Minister of Internal Security (Somalia)
- Incumbent
- Assumed office April 2024
- President: Hassan Sheikh Mohamud
- Preceded by: Mohamed Ahmed Sheikh Ali

First Vice President of Jubaland
- In office 2013 – May 2016
- President: Ahmed Mohamed Islam
- Succeeded by: Mohamud Sayid Aden

Former Head of Juba Valley Alliance

Senator

Personal details
- Occupation: politician

= Abdullahi Fartaag =

Somalian military commander

Abdullahi Sheikh Ismail Fartaag is a Somali politician and current Minister of internal Security of Somalia since April 2024 and a Member of Somali senate. He also served as the first vice president of Jubaland state of Somalia from 2013 to May 2016. He was former commander in the army of the Transitional Federal Government (TFG) of the Republic of Somalia.

He was Head of the Juba Valley Alliance (JVA) before it folded under the command of the TFG, serving under Barre Adan Shire Hiiraale before and after the merger of forces.

On October 6, 2006, vowed to retake Kismayo after its abandonment to the Islamic Courts Union (ICU), but their counterattacks at the time failed. JVA officials in Jilib were also reported arrested by the ICU.

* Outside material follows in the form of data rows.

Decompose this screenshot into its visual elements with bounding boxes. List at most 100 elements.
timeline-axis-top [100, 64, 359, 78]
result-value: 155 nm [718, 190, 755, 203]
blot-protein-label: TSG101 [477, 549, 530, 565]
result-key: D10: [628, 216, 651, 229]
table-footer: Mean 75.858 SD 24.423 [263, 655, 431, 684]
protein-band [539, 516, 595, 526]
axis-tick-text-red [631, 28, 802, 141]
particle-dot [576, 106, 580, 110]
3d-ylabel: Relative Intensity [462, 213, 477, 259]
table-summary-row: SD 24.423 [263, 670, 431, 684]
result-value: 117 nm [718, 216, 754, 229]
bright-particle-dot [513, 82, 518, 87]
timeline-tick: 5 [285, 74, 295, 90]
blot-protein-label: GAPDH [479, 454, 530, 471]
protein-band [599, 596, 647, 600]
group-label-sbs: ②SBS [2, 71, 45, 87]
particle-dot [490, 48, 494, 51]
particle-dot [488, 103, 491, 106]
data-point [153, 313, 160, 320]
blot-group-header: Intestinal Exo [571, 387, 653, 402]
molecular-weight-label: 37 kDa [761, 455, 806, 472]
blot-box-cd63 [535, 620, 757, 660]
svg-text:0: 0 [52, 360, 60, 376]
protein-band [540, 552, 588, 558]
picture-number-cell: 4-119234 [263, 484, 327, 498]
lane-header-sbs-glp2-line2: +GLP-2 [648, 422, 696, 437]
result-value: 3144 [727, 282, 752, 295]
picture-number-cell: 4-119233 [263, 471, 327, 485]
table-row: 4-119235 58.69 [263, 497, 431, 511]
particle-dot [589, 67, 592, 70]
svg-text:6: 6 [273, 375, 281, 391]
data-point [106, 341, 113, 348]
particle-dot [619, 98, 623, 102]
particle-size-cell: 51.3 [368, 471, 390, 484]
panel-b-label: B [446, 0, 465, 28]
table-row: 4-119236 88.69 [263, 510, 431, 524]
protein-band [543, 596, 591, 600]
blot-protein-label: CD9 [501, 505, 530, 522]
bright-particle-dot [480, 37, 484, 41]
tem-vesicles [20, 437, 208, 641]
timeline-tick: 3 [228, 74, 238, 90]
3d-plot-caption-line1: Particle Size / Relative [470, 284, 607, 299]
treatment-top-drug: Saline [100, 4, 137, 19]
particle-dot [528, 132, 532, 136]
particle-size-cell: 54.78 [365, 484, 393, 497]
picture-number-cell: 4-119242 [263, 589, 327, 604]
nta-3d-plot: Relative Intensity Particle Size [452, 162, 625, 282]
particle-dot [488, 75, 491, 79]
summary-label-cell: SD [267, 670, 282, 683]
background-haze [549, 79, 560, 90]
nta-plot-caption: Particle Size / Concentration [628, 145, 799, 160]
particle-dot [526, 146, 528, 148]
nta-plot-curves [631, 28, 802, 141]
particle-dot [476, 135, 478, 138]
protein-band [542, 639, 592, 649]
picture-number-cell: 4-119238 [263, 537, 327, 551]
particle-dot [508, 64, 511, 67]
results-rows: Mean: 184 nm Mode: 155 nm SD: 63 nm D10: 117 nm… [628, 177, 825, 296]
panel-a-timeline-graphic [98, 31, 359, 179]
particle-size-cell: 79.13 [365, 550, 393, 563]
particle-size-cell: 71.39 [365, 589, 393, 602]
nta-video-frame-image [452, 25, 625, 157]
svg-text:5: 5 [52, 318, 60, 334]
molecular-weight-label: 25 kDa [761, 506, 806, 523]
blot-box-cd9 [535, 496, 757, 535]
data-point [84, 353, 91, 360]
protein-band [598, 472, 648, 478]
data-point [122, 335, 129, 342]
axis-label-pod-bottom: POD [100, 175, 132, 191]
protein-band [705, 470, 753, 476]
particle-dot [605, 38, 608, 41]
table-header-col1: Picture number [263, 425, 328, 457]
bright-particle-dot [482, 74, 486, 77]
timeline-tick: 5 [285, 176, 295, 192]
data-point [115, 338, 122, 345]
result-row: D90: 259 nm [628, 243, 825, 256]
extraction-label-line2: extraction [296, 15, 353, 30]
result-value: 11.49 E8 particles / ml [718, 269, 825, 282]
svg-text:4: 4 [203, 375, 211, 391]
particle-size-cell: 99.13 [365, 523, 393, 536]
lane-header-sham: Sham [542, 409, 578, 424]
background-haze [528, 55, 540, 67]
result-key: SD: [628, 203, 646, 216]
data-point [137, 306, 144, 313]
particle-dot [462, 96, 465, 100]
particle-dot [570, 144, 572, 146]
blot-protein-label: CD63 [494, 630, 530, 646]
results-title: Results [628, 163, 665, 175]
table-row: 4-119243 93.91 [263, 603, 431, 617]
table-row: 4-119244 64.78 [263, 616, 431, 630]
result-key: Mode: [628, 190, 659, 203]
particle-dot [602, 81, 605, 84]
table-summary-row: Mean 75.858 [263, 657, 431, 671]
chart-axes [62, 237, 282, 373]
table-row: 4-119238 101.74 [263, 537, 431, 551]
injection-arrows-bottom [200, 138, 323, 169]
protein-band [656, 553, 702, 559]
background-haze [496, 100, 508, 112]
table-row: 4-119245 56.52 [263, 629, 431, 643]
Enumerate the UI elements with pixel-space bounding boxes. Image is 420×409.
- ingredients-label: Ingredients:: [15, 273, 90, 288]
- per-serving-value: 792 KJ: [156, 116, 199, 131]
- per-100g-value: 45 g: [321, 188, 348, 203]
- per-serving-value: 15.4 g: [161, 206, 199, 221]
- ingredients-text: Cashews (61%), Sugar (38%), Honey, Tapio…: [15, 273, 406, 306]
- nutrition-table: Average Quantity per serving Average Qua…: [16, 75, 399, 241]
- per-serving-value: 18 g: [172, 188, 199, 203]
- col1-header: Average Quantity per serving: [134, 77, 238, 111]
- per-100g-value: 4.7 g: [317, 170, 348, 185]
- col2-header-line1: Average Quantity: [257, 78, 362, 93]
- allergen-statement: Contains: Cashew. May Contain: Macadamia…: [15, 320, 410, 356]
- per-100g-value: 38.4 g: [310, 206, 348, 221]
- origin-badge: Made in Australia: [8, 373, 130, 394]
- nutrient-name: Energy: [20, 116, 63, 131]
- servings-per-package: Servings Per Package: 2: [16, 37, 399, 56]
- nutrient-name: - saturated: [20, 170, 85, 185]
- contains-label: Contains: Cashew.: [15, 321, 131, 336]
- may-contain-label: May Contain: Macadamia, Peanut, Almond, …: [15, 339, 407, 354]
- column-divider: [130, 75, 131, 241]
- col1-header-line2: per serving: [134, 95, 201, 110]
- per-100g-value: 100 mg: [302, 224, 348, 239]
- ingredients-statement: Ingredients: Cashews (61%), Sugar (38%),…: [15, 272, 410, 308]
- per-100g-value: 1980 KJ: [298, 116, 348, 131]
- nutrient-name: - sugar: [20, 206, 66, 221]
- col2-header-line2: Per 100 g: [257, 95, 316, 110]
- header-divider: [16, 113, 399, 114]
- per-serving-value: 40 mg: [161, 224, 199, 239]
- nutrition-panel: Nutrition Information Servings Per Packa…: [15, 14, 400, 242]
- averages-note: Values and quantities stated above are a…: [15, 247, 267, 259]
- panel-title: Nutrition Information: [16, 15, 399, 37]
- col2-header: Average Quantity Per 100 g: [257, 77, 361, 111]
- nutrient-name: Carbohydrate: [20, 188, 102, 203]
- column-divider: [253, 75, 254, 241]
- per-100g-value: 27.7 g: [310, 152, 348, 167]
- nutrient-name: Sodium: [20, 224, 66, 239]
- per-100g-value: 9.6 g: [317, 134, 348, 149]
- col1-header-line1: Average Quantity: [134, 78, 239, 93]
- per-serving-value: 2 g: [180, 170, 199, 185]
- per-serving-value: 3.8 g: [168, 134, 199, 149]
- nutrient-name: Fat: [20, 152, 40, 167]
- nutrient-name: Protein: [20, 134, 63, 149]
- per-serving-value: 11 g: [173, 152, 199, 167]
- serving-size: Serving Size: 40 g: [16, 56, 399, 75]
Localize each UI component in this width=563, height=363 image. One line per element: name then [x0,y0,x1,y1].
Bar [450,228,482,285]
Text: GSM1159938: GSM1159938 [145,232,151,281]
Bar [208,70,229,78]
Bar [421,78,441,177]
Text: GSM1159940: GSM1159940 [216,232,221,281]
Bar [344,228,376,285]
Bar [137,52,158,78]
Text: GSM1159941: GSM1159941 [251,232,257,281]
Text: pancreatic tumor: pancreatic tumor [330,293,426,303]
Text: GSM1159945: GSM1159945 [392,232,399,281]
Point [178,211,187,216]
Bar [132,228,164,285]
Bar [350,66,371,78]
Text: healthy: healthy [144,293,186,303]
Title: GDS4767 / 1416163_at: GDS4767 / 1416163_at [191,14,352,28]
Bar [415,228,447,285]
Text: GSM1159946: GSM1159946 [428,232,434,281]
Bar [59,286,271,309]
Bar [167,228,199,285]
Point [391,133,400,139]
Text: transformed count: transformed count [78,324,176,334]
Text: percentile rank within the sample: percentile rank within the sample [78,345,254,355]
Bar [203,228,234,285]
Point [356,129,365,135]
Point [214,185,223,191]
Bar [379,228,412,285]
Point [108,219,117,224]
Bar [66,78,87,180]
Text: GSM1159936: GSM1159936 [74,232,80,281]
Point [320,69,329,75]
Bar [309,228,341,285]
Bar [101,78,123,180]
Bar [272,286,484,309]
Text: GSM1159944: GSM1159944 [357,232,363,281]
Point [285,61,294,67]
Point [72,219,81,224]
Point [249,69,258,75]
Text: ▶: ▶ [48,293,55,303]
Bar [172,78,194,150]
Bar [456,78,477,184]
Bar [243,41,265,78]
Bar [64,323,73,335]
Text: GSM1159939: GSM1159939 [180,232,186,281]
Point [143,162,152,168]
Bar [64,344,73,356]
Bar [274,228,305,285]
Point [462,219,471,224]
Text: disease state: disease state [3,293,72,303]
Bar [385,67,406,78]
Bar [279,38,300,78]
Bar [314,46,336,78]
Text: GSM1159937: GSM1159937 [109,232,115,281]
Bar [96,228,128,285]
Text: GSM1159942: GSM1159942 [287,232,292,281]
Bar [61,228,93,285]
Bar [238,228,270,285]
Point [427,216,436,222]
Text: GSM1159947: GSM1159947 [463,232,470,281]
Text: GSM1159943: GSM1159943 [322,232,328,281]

On October 22, SomaliNet reported Gen. Ismael Fartaag was claimed to have been captured and knifed to death after the fall of the town of Bu'aale to the ICU. However, on November 4, these reports proved false when Gen. Fartaag was reported alive and well in Bardhere.

On November 5, there were reports of the "unlocking" (presumably, the beginning) of training of 1,300 Ahlu Suna Wal Jama'a clerics in Bardhere to fight on behalf of the JVA/TFG. These recruits were to replace the losses suffered by the JVA in October. The number began as 700, but rapidly increased to 1,300. Gen. Fartaag was reported to explain, "They are volunteers attending to defend their territory from the invasion of foreigners alongside the Islamic courts."

On December 19, Gen. Fartaag was named as the commander of the TFG forces defending Bardhere from attack. However, the ICU collapsed after that in the course of the Battle of Baidoa, and Bardhere never fell to them.